Created 01-12-2018 01:23 AM
My Sqoop import appears to be failing at the step where it copies the data from the hdfs INPATH to the Hive table the data is being imported to. I pasted the last snippet of the output below. When I test the status code from the Sqoop command it returns a 1. I suspect it is something with my Linux shell script, because I have other versions of the script that work fine. I have not been able to debug this even though I have turned on --verbose option in Sqoop and examined log files from YARN. I am pretty sure the error has something to do with the data not being correctly transferred from the hdfs directory where the files are imported to the hdfs directory associated with the managed table (name shown below) but I can't find any error messages that point me to the solution. Any ideas how to debug this? 18/01/12 00:54:53 DEBUG hive.TableDefWriter: Load statement: LOAD DATA INPATH 'hdfs://surus-nameservice/data/groups/hdp_ground/sqoop/offload_scan_detail_staging_test' OVERWRITE INTO TABLE `hdp_ground.offload_scan_detail_staging_test` 18/01/12 00:54:53 INFO hive.HiveImport: Loading uploaded data into Hive 18/01/12 00:54:53 DEBUG hive.HiveImport: Using in-process Hive instance. 18/01/12 00:54:53 DEBUG util.SubprocessSecurityManager: Installing subprocess security manager Logging initialized using configuration in jar:file:/usr/hdp/2.4.2.0-258/hive/lib/hive-common-1.2.1000.2.4.2.0-258.jar!/hive-log4j.properties
Created 01-12-2018 04:46 AM
Can you attach sqoop log and hive service logs?

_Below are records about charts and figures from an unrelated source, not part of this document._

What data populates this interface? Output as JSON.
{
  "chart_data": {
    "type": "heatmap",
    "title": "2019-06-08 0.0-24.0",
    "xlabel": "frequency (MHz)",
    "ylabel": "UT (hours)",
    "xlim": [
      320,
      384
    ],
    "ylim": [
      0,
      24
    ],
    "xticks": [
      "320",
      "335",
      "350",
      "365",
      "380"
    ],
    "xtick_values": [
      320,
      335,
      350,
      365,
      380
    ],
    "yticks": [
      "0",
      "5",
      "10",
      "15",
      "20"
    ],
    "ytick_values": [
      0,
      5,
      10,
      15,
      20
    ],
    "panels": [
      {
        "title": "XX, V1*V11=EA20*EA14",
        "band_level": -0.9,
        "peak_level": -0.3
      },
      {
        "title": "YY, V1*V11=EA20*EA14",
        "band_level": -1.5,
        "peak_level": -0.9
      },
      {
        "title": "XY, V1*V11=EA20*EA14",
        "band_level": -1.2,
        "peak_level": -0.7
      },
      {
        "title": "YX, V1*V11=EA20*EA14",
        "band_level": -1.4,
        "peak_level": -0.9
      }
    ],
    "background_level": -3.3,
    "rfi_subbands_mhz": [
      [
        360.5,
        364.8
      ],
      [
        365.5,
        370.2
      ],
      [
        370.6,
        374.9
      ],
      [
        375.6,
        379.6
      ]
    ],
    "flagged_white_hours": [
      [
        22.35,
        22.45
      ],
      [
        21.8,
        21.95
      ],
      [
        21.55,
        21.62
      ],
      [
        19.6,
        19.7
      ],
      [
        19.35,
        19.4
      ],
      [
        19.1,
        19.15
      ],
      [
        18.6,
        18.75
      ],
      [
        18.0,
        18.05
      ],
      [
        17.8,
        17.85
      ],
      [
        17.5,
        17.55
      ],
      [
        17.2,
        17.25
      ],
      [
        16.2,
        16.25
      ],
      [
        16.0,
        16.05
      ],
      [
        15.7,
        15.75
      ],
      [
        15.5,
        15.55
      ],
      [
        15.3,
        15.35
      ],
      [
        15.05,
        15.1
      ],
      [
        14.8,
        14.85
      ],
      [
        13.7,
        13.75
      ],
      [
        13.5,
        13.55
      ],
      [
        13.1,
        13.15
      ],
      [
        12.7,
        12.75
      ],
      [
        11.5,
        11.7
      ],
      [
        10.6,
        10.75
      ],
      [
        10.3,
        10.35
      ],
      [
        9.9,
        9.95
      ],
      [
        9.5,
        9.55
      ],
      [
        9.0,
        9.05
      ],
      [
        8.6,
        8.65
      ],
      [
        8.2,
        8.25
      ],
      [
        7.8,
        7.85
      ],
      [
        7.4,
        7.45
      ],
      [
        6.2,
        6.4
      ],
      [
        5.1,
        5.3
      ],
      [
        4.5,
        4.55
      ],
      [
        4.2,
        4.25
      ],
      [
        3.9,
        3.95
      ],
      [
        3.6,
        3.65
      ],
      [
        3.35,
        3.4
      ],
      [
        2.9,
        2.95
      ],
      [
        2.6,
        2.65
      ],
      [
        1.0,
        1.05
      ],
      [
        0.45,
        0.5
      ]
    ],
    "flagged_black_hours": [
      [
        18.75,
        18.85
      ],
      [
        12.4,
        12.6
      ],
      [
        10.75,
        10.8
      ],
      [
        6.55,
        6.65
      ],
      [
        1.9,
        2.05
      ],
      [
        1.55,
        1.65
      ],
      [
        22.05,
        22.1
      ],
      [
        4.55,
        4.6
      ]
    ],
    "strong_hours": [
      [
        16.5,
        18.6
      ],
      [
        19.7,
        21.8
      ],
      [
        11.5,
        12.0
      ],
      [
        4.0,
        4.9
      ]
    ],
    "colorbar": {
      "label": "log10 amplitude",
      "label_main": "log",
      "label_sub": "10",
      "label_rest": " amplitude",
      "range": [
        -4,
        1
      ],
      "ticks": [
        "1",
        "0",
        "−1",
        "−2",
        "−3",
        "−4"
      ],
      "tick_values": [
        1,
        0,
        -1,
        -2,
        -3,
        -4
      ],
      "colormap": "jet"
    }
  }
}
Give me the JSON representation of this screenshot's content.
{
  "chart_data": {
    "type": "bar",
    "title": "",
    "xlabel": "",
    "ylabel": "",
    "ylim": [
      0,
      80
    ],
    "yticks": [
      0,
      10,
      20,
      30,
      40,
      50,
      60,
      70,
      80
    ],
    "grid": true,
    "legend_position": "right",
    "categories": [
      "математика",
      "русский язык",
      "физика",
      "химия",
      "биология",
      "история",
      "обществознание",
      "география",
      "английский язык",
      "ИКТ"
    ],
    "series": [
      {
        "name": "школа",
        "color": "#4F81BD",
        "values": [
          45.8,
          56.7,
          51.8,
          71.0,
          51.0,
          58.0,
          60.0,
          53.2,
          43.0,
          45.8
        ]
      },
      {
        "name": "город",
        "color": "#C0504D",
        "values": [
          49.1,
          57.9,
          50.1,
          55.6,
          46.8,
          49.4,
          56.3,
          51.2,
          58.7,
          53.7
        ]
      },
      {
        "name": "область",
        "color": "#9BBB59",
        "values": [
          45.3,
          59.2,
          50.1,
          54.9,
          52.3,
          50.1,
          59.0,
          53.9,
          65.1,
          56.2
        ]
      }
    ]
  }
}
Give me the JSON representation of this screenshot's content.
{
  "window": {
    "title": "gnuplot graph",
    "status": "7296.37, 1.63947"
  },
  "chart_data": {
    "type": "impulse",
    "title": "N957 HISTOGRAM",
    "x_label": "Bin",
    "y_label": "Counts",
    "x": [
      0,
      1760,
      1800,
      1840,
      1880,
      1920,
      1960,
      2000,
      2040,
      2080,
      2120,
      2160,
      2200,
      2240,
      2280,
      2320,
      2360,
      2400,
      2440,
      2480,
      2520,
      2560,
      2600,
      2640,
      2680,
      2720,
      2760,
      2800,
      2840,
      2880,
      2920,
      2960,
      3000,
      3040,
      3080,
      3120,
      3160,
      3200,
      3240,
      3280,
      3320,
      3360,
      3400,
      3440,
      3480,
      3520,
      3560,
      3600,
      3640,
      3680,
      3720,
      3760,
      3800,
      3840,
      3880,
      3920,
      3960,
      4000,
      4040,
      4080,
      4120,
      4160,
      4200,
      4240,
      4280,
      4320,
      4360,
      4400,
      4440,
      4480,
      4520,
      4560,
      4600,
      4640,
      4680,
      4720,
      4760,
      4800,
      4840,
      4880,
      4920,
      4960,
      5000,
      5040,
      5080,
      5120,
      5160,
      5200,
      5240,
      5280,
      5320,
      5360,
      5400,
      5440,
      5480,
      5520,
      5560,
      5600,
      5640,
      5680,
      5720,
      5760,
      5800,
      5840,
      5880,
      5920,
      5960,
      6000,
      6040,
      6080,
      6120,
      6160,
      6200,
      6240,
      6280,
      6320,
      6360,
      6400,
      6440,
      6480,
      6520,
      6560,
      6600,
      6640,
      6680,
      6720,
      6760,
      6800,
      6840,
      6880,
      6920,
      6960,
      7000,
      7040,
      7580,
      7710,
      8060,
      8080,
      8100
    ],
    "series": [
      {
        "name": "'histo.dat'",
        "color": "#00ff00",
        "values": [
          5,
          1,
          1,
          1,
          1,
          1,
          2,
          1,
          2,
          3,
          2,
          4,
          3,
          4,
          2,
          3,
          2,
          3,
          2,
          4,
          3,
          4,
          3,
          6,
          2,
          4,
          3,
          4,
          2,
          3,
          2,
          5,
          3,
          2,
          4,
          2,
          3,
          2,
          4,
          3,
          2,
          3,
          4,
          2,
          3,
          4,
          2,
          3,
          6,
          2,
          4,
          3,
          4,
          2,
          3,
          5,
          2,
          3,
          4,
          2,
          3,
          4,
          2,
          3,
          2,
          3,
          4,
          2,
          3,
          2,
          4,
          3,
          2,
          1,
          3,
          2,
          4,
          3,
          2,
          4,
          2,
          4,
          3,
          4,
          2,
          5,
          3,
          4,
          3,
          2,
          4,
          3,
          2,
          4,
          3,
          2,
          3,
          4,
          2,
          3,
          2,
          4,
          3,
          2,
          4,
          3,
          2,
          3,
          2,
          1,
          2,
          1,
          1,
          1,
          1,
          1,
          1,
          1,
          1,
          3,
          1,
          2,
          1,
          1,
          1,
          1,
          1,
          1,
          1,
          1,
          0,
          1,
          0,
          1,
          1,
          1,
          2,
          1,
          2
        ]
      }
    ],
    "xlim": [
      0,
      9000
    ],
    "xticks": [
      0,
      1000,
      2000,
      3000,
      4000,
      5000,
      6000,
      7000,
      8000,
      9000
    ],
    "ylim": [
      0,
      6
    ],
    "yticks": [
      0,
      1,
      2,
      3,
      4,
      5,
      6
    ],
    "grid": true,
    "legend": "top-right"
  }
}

Created 01-12-2018 05:30 PM
Created 01-15-2018 09:21 AM
Logs are hiveserver2.log and hivemetastore.log.
I'm gonna ask you some questions.
First, check whether existing directory of hive table or not in HDFS.
As far as I know, do not use param "--hive-overwrite" with "--delete-target-dir".
Just remove "--hive-overwrite", and re-run your query.
The sqoop job cannot re-create hive table's directory in HDFS normally after removed existing table directory.
I think, it is a bug..
Second, check the type matching of columns between Oracle Table and Hive Table.
* had to be cast to a less precise type in Hive <- this issue is related with supporting hive datatypes from Oracle, MySQL, PostgreSQL..etc.
Such as "Oracle Table : Timestamp - Hive Table - String.